For the first time the cadaverous figure stirred. "Those pages cannot save me," he murmured.

"None of that, Georgie," Mrs. Borges said brightly. "We have a visitor, after all. An admirer of yours come to pay his respects."

She stepped close to me, said behind her hand, "You are the first. No one, no one has come -- and my son dying. Oh to be sure, there has been the occasional telephone call from reporters hoping to fill up their dead pages with some drivel or other. And even those Georgie, so very shy, refuses to acknowledge. So you're the first, the first true admirer . . . a lover of books yourself . . . a teacher, perhaps."

I admitted as much.

"Well then, sit with Georgie a while as I read. It is the only pleasure remaining to my poor son."

"In adventures such as these . . . In adventures such as these . . ." Borges mumbled to himself.

Ignoring him, his mother reached behind her and lifted a book, apparently at random, from a shelf. I sat down at the writing desk. She opened the book and began to read aloud in Spanish, which I could not follow.
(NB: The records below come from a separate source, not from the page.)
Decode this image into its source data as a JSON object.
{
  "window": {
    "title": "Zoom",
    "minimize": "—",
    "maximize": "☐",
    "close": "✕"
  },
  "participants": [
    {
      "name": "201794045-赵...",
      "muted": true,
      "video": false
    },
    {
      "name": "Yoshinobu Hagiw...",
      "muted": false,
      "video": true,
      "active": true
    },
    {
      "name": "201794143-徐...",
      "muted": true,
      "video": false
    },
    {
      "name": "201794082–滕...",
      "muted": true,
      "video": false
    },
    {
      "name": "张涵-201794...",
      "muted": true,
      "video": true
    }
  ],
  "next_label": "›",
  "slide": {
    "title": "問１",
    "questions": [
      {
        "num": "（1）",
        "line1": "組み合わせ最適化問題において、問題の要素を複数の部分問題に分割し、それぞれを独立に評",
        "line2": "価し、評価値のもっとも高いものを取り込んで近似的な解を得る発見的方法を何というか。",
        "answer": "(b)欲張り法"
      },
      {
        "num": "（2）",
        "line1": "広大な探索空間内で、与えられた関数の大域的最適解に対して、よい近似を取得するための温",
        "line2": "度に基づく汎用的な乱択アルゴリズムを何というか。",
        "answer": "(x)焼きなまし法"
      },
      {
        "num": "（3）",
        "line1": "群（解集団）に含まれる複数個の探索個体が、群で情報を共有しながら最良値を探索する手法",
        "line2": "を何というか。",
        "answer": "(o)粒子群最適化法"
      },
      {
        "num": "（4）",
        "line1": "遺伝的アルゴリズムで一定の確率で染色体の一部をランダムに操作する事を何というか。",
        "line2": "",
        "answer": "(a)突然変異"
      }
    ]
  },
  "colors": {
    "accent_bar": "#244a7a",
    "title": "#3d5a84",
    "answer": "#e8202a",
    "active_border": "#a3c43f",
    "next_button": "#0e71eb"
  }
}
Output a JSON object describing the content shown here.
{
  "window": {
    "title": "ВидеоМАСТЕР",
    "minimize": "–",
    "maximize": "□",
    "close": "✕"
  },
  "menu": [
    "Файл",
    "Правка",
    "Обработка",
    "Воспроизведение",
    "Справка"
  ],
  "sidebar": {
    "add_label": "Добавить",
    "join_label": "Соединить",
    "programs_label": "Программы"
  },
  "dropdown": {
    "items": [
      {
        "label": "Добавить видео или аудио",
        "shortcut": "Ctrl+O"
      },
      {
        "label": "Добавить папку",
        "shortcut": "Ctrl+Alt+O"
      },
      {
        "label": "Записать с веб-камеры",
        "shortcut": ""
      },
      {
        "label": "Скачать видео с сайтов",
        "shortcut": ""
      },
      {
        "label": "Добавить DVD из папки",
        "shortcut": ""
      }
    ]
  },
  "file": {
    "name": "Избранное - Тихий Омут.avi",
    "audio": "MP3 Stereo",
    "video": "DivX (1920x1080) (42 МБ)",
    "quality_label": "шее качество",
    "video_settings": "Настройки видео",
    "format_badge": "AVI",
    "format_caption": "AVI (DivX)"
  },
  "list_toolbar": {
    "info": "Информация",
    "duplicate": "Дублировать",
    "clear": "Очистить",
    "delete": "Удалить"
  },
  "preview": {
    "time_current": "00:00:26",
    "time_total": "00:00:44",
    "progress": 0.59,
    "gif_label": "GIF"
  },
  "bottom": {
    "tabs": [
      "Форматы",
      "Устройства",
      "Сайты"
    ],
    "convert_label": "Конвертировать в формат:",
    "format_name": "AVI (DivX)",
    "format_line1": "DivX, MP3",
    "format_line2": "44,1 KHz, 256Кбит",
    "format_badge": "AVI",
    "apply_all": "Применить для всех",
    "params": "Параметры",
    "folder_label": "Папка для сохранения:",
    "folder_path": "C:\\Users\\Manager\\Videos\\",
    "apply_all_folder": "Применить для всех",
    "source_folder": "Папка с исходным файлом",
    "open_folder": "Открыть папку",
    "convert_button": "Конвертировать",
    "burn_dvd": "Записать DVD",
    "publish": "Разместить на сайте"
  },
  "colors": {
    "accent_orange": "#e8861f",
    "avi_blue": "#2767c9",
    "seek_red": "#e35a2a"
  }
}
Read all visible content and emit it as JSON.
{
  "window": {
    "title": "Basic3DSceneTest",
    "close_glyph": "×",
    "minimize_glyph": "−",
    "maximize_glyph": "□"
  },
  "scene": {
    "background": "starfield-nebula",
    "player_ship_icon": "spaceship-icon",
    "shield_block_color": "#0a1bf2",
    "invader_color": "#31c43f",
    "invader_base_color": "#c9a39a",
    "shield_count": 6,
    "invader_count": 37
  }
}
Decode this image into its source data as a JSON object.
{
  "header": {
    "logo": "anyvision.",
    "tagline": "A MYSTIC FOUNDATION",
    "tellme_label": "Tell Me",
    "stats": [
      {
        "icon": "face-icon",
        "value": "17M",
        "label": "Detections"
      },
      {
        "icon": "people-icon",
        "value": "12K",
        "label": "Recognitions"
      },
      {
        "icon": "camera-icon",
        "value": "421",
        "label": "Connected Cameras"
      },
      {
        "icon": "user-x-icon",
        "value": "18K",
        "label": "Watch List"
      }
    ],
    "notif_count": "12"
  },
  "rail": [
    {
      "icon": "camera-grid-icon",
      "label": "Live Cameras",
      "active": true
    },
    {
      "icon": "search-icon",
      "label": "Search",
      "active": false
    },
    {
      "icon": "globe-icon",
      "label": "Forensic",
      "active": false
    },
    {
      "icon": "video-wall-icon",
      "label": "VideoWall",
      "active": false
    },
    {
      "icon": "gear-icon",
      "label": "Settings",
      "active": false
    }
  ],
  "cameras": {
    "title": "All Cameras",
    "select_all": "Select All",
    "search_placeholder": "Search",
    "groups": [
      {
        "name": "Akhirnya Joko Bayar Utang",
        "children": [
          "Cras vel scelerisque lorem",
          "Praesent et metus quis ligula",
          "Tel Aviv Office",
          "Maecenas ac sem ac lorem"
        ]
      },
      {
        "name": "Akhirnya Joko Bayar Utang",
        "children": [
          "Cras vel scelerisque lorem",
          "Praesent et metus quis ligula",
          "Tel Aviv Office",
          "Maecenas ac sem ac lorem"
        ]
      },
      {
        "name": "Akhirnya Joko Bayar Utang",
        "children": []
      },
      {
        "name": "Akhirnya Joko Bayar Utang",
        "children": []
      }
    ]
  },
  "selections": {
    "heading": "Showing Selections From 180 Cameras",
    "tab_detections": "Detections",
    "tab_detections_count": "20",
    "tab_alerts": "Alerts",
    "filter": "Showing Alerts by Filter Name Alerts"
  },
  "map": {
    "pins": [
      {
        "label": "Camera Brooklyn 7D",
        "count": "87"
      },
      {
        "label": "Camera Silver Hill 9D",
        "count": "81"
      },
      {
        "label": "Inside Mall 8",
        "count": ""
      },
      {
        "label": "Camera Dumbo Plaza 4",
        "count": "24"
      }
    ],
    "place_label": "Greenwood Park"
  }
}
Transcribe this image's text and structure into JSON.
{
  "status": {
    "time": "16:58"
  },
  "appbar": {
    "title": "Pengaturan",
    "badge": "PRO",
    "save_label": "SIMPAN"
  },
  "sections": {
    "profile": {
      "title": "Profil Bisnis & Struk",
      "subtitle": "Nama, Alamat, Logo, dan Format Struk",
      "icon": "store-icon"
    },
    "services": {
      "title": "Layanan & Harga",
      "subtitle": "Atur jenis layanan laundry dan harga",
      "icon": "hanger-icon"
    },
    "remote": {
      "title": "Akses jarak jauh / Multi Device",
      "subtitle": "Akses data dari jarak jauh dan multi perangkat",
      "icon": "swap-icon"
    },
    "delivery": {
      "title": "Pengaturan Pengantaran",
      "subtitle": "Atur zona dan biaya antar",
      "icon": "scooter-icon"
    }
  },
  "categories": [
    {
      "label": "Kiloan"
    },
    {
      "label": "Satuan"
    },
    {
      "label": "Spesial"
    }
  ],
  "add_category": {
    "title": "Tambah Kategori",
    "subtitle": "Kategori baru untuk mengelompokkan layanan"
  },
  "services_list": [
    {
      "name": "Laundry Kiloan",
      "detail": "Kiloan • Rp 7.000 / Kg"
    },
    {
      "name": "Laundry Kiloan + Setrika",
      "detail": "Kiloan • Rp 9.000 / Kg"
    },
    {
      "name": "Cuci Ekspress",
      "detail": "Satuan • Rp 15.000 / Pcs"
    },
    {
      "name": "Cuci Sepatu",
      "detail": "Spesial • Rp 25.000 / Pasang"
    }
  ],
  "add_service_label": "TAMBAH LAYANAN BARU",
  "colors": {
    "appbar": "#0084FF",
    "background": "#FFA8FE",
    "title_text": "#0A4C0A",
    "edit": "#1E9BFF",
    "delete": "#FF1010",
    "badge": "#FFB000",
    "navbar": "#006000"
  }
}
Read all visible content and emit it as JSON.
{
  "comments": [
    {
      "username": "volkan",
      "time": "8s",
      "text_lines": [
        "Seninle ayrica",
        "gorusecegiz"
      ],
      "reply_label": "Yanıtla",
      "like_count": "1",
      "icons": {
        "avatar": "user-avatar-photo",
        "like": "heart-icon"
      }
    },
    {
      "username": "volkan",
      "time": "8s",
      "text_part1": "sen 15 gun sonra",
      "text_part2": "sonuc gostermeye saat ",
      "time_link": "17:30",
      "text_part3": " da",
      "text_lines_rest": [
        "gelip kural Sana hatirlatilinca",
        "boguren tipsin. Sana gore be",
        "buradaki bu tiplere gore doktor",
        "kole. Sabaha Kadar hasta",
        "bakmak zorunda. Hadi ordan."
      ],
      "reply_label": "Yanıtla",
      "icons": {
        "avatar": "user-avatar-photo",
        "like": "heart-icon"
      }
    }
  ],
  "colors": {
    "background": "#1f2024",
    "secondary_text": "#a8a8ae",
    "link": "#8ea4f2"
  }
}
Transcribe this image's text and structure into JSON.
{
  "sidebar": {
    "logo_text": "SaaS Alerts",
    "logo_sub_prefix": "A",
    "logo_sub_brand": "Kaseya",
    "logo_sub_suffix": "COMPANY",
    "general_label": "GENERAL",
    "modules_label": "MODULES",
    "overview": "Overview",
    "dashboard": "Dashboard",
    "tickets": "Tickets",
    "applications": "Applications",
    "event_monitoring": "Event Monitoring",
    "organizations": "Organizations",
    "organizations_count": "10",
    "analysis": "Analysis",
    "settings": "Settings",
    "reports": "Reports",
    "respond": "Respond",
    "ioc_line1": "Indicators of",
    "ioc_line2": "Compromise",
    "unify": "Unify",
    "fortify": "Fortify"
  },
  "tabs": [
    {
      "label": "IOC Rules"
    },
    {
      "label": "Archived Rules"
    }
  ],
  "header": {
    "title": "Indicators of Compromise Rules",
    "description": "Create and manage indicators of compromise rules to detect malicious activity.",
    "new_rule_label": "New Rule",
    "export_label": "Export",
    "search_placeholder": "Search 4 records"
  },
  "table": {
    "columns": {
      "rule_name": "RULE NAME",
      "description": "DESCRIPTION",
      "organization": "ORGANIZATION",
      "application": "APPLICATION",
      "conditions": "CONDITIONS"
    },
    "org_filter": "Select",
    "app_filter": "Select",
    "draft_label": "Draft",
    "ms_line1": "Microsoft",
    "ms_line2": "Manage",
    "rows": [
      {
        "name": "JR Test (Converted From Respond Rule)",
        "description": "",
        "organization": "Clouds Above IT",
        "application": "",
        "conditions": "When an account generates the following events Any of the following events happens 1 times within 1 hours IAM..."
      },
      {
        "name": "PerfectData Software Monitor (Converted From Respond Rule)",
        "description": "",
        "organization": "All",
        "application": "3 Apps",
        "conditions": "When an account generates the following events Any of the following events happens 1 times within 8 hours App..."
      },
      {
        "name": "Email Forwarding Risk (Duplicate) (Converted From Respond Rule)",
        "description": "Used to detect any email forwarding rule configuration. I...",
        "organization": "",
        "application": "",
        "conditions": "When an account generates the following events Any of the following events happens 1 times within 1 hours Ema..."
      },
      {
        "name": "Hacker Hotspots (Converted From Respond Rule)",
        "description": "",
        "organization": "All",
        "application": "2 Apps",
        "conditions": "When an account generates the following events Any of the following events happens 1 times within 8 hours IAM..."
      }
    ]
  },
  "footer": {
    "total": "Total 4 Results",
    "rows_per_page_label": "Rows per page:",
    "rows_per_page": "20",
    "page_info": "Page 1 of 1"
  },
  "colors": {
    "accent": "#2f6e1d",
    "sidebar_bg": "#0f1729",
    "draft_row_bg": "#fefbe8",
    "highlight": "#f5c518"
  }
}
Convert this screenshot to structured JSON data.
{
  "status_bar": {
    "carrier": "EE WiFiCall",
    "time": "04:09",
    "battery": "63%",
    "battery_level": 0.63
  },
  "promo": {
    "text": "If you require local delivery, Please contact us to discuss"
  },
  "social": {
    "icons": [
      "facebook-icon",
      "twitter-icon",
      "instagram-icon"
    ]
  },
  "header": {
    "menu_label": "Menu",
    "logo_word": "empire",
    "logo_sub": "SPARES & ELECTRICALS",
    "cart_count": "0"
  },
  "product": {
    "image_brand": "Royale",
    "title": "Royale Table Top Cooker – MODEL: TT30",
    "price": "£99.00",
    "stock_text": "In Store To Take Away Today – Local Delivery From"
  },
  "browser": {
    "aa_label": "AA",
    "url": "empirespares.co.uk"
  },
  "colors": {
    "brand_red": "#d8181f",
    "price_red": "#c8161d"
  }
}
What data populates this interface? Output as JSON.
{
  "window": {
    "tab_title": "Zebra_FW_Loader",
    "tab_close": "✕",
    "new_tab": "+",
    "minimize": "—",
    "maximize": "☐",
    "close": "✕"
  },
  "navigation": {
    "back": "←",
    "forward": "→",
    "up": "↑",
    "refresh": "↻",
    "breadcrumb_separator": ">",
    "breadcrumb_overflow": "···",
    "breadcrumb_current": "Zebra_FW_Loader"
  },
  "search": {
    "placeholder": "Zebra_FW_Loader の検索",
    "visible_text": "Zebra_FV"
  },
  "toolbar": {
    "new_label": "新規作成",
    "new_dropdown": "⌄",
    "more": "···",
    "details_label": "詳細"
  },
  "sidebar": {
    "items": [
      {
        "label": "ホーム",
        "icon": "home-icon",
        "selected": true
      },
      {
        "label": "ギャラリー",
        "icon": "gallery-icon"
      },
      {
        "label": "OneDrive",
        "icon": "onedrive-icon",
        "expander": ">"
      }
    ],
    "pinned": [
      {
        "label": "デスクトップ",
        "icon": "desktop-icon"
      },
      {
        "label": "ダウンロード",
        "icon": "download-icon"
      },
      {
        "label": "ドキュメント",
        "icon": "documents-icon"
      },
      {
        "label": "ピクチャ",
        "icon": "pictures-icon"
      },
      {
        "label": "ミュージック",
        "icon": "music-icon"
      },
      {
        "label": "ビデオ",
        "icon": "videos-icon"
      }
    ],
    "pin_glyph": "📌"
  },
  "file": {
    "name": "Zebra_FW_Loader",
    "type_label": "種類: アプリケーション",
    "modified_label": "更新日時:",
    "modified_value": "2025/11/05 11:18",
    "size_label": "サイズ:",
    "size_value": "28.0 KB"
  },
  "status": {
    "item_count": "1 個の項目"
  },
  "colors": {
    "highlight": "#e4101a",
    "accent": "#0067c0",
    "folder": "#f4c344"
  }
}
I feigned interest, sifted through the clutter on the desk: books, papers, a few coins, a strange cone of bright metal. Idly, I started to pick up the cone between thumb and forefinger. I could not budge it. With an effort, I managed to lever it over into my palm. Its weight was intolerable, repugnant. It thudded to the table when I released it.

At that moment I realized Mrs. Borges had stopped reading. I looked up guiltily, expecting to find her censorious gaze on this nosy visitor. But she was flipping back and forth in the book in her lap with perplexity and consternation.

"Georgie," she protested, "this middle page has no reverse."

The figure on the bed stirred once more. His death-mask of a face twitched subtly in . . . an ironic smile? . . . a grimace of terror? He mumbled something: "This too, perhaps, was foreseen," it sounded like, but I can't be sure.

I was overwhelmed with sadness and a yearning to be gone from that oppressive room. As Mrs. Borges continued to fumble with the book, I stole over to the door, took one look back. I could detect no breath, no sign of life in Borges.

I fled down the narrow stairway, down the hall and grand staircase to the foyer. At the front door I paused, troubled by a sudden vision of a game of Truco, an exchange of insults, a knife fight and a procession down dark streets. What awaited me beyond the door? I was not brave enough to venture a look.

I escaped through a back door into an alley, thence onto a broad thoroughfare at the end of which I could clearly see the noble façade of the Hotel du Nord.

This single straight line to the hotel might as well have been a labyrinth, though, for I confess in my terror, confusion, and the lingering effects of the mescal I lost my way again and again before finally achieving my goal.

The art nouveau lobby was crowded with "academic types" in cheap sports coats with names on their lapels. In one wing chair sat an elegant Argentinean who was conversing, rather heatedly it seemed, with a young man who stood above him, in the crook of his arm a huge book that appeared to be an encyclopedia of some sort.

Dizzy to the point of nausea, I turned away, catching in the corner of my eye a long mirror hanging on the opposite wall. I did not dare look into it.

O time thy pyramids! Was I standing in the lobby today or the day before yesterday? I did not know and do not now. I must confess, in fact, that of my account of the death of Borges (and the death of Borges) I can attest to nothing with certainty -- not even that it is false.